Mathis, the oldest of six boys, had planned to attend his grandfather’s funeral on Thursday before rejoining the team for its weekend series against Oklahoma State (25-15, 9-6). The Cowboys come to Austin tied with Texas for third place in the Big 12, and whoever comes out on top will make up ground on the loser of a 1-vs.-2 matchup in Fort Worth between Texas Tech (32-12, 12-3) and TCU (29-10, 10-5).
It’ll be a good weekend for Big 12 baseball.
“I feel like we can pull this thing out, honestly,” Mathis said.
Mathis said he’ll continue to write his grandfather’s initials — KC — on his wrist tape.
“It’s sad, but he’s a tough guy and he’ll get through it,” said shortstop Joe Baker.
At the trajectory he’s riding, Mathis could be headed for stardom. As a freshman last year, he was stuck behind veteran outfielders Collin Shaw and Ben Johnson and began the season 0-for-15 before coming through with a RBI single against Oklahoma State in the Big 12 title game. Over the offseason he added 10 pounds of muscle and is now up to 215 pounds — about 25 more than when he arrived to campus as a freshman.
The results have been profound. The sophomore right fielder is first on the team in batting average (.316) and home runs (five).
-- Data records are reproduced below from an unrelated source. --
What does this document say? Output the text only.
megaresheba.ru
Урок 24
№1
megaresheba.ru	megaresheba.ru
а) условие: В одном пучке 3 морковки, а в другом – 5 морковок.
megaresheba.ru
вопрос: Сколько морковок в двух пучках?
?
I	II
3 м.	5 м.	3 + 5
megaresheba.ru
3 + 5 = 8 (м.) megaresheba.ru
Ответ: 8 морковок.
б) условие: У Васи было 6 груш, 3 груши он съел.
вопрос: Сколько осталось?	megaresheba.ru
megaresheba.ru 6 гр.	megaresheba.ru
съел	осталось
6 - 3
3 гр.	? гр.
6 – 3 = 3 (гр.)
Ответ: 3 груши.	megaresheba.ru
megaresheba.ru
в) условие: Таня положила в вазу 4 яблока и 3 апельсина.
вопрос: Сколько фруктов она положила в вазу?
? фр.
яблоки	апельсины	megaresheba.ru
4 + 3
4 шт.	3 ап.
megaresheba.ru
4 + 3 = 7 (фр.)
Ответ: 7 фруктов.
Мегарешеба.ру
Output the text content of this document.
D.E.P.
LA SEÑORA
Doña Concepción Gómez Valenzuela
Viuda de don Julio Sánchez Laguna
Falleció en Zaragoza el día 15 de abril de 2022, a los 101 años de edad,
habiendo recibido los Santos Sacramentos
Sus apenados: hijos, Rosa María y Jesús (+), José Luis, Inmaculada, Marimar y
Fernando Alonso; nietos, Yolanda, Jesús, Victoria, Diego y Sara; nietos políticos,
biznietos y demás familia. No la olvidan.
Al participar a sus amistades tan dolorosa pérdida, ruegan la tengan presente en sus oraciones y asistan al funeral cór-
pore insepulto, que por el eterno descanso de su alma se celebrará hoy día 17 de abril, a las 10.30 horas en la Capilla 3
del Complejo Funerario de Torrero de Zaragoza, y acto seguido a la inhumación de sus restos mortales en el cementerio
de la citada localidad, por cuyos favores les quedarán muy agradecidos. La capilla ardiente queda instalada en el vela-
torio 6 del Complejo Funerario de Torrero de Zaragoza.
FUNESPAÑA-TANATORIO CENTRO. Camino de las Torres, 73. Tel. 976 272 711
He’s tied with Tres Barrera for the RBI lead with 27, this despite Mathis missing seven games early in the season with a tweaked hamstring.
With respect to Kacy Clemens, who has gone from an offensive liability to an all-league type of performer at first base, Mathis is the biggest surprise in a lineup with seven regulars hitting at least .294.
“When you work as hard as Mathis has worked, you believe you deserve to win,” UT coach Augie Garrido said. “You deserve to be rewarded for all of that work.”
Mathis said he spent the offseason refining his swing with Texas hitting coach Tommy Nicholson as well as with his personal hitting coach, Todd Haney, an All-Southwest Conference second baseman at Texas in the 1980s. Emphasized was the need for Mathis to spray the ball to all fields, just as he did to beat Tech’s shift.
“Based on his work ethic and his commitment to his craft, I think he’ll leave Texas as one of the best players, and I think his ceiling is that he is going to be a Major League Baseball player,” Haney said.